I swallowed my saliva with difficulty.
Obviously not everyone had a good Samaritan soul like Donatello and his wife.
Take me one last time to see those places that silenced the din of my dark thoughts.
BASS! POLICEMAN OF MY BALLS! I yelled as Ivan and his men dragged me out of the car. I WILL NEVER BUY YOUR UGLY CALENDAR AGAIN!
On Ivan's usually impassive face I saw the hint of a smile.
I was still swearing at that traitor when the car hit the freeway.
"You're driving me to hell, I guess," I whispered, looking out the window.
No, the orders have changed.
How so? I asked, turning my bewildered face to him.
You escaped the Russian mafia for almost a week; the boss wants to meet the young girl who managed to play his men for so long.
I tried to understand his words, a succession of words that I no longer even expected, while the northern landscape scrolled through the tinted window.
Maybe miracles did happen after all?
When the car slowed down in front of a huge grid, I realized that I might have spoken too quickly.
Because when those metal monsters closed behind me, I knew I hadn't just regained my freedom but lost what little I had left.
We walked through the great post-habitation domain; it was a huge park dotted with trees and cut by the path on which we were driving. I had never seen anything so beautiful.
At least until I see the house itself.
In front of me stood a huge mansion painted white; the front, a small sunken space, had two large columns, which, it seemed, held up the entire dwelling.
I got out of the car and ran to the little fountain opposite the entrance to the little palace.
I stared at the sky blue water, and I smiled in the face of so much beauty. It reminded me of my family vacation; every year we went to the same luxurious hotel, and every evening I had to go and look at the reflection of the moon in the fountain in front of the hotel. It was a tradition in the Rosefield family to go to this hotel. But even the traditions could not resist the disappearance of my sister.
I never saw the reflection of the moon in this hot water again, but the memory of it is intact.
"Ready to discover your princess castle?" Ivan whispers to me before passing me.
Suddenly I noticed the men guarding the entrance, those whom Ivan greeted, and my paradise fell into nothingness. I was not a princess; I was a prisoner. I was not facing a palace but facing hell, and inside I did not expect my prince but the devil himself.
It was now uneasy that I resumed my journey and followed in Ivan's footsteps.
The interior was in no way disappointing, quite the contrary. It was as sumptuous as the exterior.
Maids were running to the right and to the left like the ghosts of the place. Ivan didn't even seem to see them, nor them, nor the guards posted at the four corners of the house, and I wondered what it was like to be as invisible as useful.
It must be excruciating.
Suddenly one of the ghosts was called out to by my captor.

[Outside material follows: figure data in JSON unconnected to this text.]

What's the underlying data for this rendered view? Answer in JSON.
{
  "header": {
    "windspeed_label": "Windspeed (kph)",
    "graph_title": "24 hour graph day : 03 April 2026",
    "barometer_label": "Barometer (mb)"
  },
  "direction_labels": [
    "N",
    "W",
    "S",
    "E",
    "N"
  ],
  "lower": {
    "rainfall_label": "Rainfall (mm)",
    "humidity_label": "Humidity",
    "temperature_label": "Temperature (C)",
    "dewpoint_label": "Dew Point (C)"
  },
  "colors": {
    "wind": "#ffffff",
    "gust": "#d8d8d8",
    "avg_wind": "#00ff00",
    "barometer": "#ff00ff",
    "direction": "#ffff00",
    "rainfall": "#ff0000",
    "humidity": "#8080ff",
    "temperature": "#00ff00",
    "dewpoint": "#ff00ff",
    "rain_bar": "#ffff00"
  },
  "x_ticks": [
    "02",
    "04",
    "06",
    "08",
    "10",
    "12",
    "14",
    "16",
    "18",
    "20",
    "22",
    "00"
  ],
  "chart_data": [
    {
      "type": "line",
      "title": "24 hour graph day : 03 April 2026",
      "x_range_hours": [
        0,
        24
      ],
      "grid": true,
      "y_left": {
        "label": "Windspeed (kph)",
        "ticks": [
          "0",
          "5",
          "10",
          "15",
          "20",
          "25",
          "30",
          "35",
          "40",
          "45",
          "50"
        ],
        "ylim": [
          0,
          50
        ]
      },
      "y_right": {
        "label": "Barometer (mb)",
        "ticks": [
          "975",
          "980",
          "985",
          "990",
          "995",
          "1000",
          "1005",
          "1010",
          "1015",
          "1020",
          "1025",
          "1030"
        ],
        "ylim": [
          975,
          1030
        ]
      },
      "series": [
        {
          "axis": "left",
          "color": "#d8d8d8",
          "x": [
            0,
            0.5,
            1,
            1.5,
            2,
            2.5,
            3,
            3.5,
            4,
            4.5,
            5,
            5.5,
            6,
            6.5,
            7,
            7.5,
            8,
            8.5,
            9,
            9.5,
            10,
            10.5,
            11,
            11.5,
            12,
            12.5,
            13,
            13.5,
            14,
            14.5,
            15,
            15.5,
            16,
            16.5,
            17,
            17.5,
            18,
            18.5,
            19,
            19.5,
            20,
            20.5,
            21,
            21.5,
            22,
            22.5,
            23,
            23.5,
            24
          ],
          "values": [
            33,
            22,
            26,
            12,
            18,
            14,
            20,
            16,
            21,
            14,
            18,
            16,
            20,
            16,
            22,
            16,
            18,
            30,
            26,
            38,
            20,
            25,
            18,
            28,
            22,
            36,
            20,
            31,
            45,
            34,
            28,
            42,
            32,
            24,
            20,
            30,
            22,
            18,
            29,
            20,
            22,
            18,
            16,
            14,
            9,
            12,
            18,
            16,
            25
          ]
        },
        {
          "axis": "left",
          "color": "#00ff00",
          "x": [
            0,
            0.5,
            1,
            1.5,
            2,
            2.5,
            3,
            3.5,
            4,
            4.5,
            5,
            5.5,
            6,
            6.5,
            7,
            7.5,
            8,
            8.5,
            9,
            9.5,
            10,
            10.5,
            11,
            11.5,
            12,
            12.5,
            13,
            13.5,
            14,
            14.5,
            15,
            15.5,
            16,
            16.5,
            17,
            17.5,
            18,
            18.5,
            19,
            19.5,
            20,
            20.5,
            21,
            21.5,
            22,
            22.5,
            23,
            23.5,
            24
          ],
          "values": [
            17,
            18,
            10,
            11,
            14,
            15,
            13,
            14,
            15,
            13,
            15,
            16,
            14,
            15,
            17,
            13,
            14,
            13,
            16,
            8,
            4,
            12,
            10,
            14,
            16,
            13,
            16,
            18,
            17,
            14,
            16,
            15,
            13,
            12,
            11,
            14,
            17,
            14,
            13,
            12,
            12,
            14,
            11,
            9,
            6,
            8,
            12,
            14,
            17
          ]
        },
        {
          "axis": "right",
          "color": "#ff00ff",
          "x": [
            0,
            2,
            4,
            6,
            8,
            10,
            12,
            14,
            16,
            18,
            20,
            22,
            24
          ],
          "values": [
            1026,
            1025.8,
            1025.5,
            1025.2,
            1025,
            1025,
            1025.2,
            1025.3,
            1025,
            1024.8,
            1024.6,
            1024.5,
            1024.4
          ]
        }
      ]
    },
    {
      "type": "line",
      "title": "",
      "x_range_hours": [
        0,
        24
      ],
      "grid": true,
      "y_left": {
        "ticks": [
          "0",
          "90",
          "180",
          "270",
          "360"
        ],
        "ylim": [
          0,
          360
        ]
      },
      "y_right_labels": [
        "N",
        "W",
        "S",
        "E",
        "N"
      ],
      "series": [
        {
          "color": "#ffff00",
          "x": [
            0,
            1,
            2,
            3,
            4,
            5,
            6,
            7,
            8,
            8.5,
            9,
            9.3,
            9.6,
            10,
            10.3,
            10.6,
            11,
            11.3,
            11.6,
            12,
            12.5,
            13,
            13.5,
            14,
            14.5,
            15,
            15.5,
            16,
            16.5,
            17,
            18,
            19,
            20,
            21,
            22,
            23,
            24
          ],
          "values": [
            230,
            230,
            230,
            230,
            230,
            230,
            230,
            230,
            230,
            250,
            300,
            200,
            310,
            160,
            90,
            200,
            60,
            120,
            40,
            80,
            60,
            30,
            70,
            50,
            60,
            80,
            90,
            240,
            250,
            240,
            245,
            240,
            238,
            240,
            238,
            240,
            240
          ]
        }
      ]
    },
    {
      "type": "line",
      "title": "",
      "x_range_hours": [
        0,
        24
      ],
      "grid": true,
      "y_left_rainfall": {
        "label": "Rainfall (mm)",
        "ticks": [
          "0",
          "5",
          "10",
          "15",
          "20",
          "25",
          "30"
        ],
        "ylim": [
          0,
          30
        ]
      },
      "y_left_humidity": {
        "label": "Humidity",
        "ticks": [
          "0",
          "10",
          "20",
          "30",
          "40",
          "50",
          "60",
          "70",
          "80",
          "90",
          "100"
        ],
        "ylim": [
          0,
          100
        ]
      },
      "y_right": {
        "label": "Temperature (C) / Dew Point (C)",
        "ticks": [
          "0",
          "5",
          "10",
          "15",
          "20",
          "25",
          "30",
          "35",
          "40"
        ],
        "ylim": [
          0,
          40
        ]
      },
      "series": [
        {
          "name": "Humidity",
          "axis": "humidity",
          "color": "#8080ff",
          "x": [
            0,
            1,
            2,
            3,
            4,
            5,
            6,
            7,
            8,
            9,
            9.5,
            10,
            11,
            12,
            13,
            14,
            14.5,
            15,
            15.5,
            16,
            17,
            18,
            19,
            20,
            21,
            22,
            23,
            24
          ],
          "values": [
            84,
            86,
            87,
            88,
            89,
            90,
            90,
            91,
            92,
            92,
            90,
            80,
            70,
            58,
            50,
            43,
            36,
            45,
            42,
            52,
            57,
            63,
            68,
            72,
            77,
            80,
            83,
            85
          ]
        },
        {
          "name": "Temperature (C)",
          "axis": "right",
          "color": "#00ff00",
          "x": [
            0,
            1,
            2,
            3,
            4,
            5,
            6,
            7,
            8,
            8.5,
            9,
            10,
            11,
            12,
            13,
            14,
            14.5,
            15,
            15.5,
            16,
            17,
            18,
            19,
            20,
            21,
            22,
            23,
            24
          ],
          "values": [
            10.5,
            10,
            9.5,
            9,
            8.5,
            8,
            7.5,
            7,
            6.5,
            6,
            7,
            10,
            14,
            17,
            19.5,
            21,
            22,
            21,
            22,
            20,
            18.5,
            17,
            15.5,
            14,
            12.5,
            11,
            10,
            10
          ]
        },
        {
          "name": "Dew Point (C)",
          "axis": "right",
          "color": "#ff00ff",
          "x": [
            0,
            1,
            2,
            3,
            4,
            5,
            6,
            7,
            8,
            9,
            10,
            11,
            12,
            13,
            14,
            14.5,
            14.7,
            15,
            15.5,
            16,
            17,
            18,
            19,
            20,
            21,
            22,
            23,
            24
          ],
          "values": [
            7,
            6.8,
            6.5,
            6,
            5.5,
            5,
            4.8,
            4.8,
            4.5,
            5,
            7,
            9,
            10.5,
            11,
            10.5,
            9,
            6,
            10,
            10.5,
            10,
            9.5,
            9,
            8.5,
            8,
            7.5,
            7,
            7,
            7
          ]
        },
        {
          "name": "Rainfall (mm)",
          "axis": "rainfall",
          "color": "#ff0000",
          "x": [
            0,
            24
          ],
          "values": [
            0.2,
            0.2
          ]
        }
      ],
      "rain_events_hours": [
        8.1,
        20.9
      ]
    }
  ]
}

Olga, can you take our guest to the room reserved for her? She should wash, change, and make up before meeting him, don't you think?
The good lady nodded and asked me to follow her. She trotted along the way; even on the stairs I had the impression that she trotted like this.
Maybe it was a tic due to his demanding job? Or a remnant of a child who couldn't stay still?
She stopped in front of a huge double door and waved me in first.